Empresa de educação corporativa aposta no metaverso e cria experiência de aprendizagem inovadora

A empresa de educação corporativa TOT, de Blumenau, lançou recentemente o próprio metaverso para ser usado em treinamentos corporativos, eventos, palestras, apresentações comerciais e reuniões através de conteúdos interativos. O Economia SC Drops conversou com o CEO da edtech, Felipe Dalfovo, para entender o conceito aplicado nessa área e os próximos passos da empresa. Confira abaixo:

Como surgiu a empresa? Qual foi o start?

Felipe: Eu e o Bruno Brauns nos conhecemos na faculdade, mas foi só em 2017 que nos reunimos e vimos uma oportunidade no mercado. Ele já era destaque na produção audiovisual, ganhando vários prêmios de inovação, e eu já estava há 10 anos atuando na área de educação corporativa, implantando a cultura do ensino digital dentro de empresas. Foi nessa união que vimos o quanto poderíamos gerar de inovação na área, com foco em gerar experiência no processo de aprendizagem dos colaboradores.

Quais os diferenciais e a metodologia aplicada? Quantas pessoas já foram impactadas? 

Felipe: Desde que fundamos a TOT, o nosso propósito é criar experiências de aprendizagem que sejam agradáveis e divertidas para o aluno. Nesses quase 5 anos de TOT, já capacitamos mais de 1 milhão de aprendizes, entregamos mais de 500 projetos e atendemos mais de 50 empresas.

Qual a importância da tecnologia no segmento de educação corporativa? A pandemia fortaleceu essa junção? O que ainda precisa melhorar?

Felipe: A educação corporativa vem passando por uma evolução exponencial nesses últimos 10 anos, principalmente aqui no Brasil. Dois fatores importantes para isso foram: o fácil acesso à internet móvel e o uso de smartphone por grande parte da população. Mas desde 2020, quando a pandemia veio à tona, muitas coisas foram aceleradas e a forma das pessoas aprenderem se transformou. Do dia para a noite nos tornamos 100% digitais para continuar estudando, e aí as empresas primeiramente tiveram a necessidade de levar conteúdo para seus colaboradores, e depois focar na experiência desses estudos, trazendo novos formatos, novos conteúdos e disseminar a cultura do lifelong learning.

Recentemente, vocês criaram um metaverso para unir tecnologia e educação corporativa. Qual foi o insight para esse formato? 

Felipe: Estamos estudando esse universo há pelo menos dois anos, até porque o metaverso não é algo novo.
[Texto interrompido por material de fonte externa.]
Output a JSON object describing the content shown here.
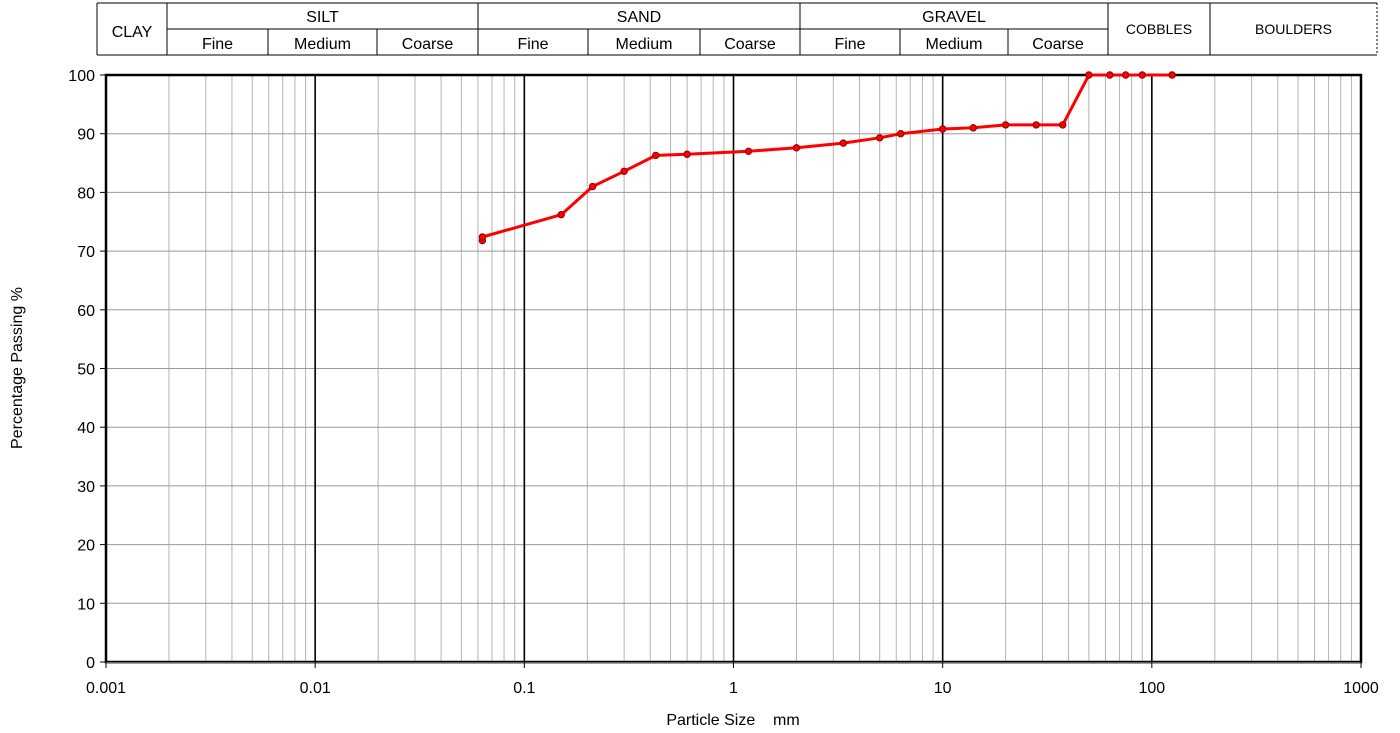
{
  "chart_data": {
    "type": "line",
    "title": "",
    "xlabel": "Particle Size    mm",
    "ylabel": "Percentage Passing  %",
    "x_scale": "log",
    "xlim": [
      0.001,
      1000
    ],
    "ylim": [
      0,
      100
    ],
    "grid": true,
    "x_tick_labels": [
      "0.001",
      "0.01",
      "0.1",
      "1",
      "10",
      "100",
      "1000"
    ],
    "y_tick_labels": [
      "0",
      "10",
      "20",
      "30",
      "40",
      "50",
      "60",
      "70",
      "80",
      "90",
      "100"
    ],
    "series": [
      {
        "color": "#ff0000",
        "x": [
          0.063,
          0.063,
          0.15,
          0.212,
          0.3,
          0.425,
          0.6,
          1.18,
          2.0,
          3.35,
          5.0,
          6.3,
          10,
          14,
          20,
          28,
          37.5,
          50,
          63,
          75,
          90,
          125
        ],
        "y": [
          71.8,
          72.4,
          76.2,
          81.0,
          83.6,
          86.3,
          86.5,
          87.0,
          87.6,
          88.4,
          89.3,
          90.0,
          90.8,
          91.0,
          91.5,
          91.5,
          91.5,
          100,
          100,
          100,
          100,
          100
        ]
      }
    ]
  },
  "classification": {
    "main": [
      {
        "id": "clay",
        "label": "CLAY"
      },
      {
        "id": "silt",
        "label": "SILT"
      },
      {
        "id": "sand",
        "label": "SAND"
      },
      {
        "id": "gravel",
        "label": "GRAVEL"
      },
      {
        "id": "cobbles",
        "label": "COBBLES"
      },
      {
        "id": "boulders",
        "label": "BOULDERS"
      }
    ],
    "subdivisions": {
      "silt": [
        "Fine",
        "Medium",
        "Coarse"
      ],
      "sand": [
        "Fine",
        "Medium",
        "Coarse"
      ],
      "gravel": [
        "Fine",
        "Medium",
        "Coarse"
      ]
    }
  }
}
Mas, no final do ano passado, tivemos um grande investimento das bigtechs, ditando o ritmo do comportamento humano para o uso do metaverso e isso nos fez acompanhar. Assim, criamos o primeiro metaverso de educação corporativa do Brasil, com foco total em inovar e criar novas experiências para os aprendizes dos nossos projetos educacionais.

Como o uso do metaverso em educação corporativa pode impactar a formação de profissionais? Qual a diferença entre uma formação no metaverso em relação ao formato já aplicado pela TOT?
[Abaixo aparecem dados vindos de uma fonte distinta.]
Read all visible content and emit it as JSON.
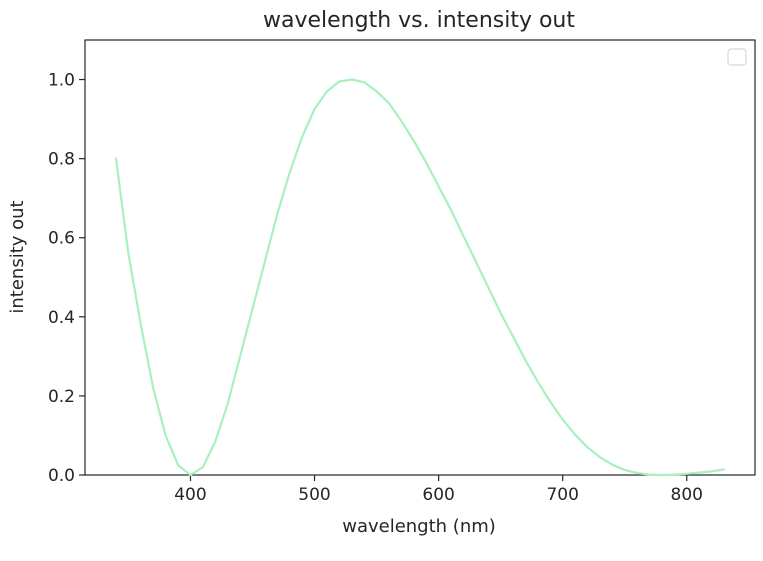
{
  "chart_data": {
    "type": "line",
    "title": "wavelength vs. intensity out",
    "xlabel": "wavelength (nm)",
    "ylabel": "intensity out",
    "xlim": [
      315,
      855
    ],
    "ylim": [
      0,
      1.1
    ],
    "xticks": [
      400,
      500,
      600,
      700,
      800
    ],
    "yticks": [
      0.0,
      0.2,
      0.4,
      0.6,
      0.8,
      1.0
    ],
    "xtick_labels": [
      "400",
      "500",
      "600",
      "700",
      "800"
    ],
    "ytick_labels": [
      "0.0",
      "0.2",
      "0.4",
      "0.6",
      "0.8",
      "1.0"
    ],
    "grid": false,
    "legend": {
      "placement": "top-right",
      "entries": []
    },
    "series": [
      {
        "color": "#a8f0bd",
        "x": [
          340,
          350,
          360,
          370,
          380,
          390,
          400,
          410,
          420,
          430,
          440,
          450,
          460,
          470,
          480,
          490,
          500,
          510,
          520,
          530,
          540,
          550,
          560,
          570,
          580,
          590,
          600,
          610,
          620,
          630,
          640,
          650,
          660,
          670,
          680,
          690,
          700,
          710,
          720,
          730,
          740,
          750,
          760,
          770,
          780,
          790,
          800,
          810,
          820,
          830
        ],
        "y": [
          0.8,
          0.56,
          0.38,
          0.22,
          0.1,
          0.025,
          0.0,
          0.02,
          0.085,
          0.18,
          0.3,
          0.42,
          0.54,
          0.66,
          0.765,
          0.855,
          0.925,
          0.97,
          0.995,
          1.0,
          0.993,
          0.97,
          0.94,
          0.895,
          0.845,
          0.79,
          0.73,
          0.67,
          0.605,
          0.54,
          0.475,
          0.41,
          0.35,
          0.29,
          0.235,
          0.185,
          0.14,
          0.102,
          0.07,
          0.045,
          0.026,
          0.013,
          0.005,
          0.001,
          0.0,
          0.001,
          0.003,
          0.006,
          0.009,
          0.014
        ]
      }
    ]
  }
}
Felipe: Gerar experiência cria engajamento e retenção do aluno. Isso tem total conexão com o metaverso. Conseguimos criar simulações, tornar o treinamento mais real e próximo do mundo físico, criando conexão entre os alunos. O metaverso é mais uma opção no leque de ferramentas que temos para nossos projetos educacionais, assim como já trabalhávamos antes com Realidade Virtual, Realidade Aumentada, Gamificação, produção de vídeos, podcasts e várias outras formas de ensinar o adulto.

Vocês vêem o metaverso como uma tendência na educação? Quais são os desafios para a implementação desse conceito?

Felipe: Certamente o metaverso é tendência na educação e já está começando a se concretizar, principalmente nas corporações pioneiras em inovação. O principal desafio é fazermos as pessoas experimentarem e quebrarem suas barreiras, entendendo que não é obrigatório ter um óculos de realidade virtual para acessar o metaverso, é possível acessar pelo smartphone, pelo notebook, etc... Recentemente promovemos um evento dentro do metaverso da TOT e várias pessoas experimentaram o ambiente, quebrando essa resistência do novo.

Quais os próximos passos da TOT?

Felipe: Estamos em um plano de expansão, onde o nosso objetivo é oportunizar para as pequenas e médias empresas projetos viáveis de estruturação e organização de educação corporativa. Além disso, nosso posicionamento em criar experiência de aprendizagem e inovação na área de treinamentos, faz com que cada vez mais as grandes empresas nos procurem para solucionar problemas latentes que existem nas organizações que já possuem uma cultura de aprendizagem digital. Nosso maior desafio é manter o nosso propósito sempre à frente de todos os nossos projetos, que é utilizar as tecnologias certas para as soluções.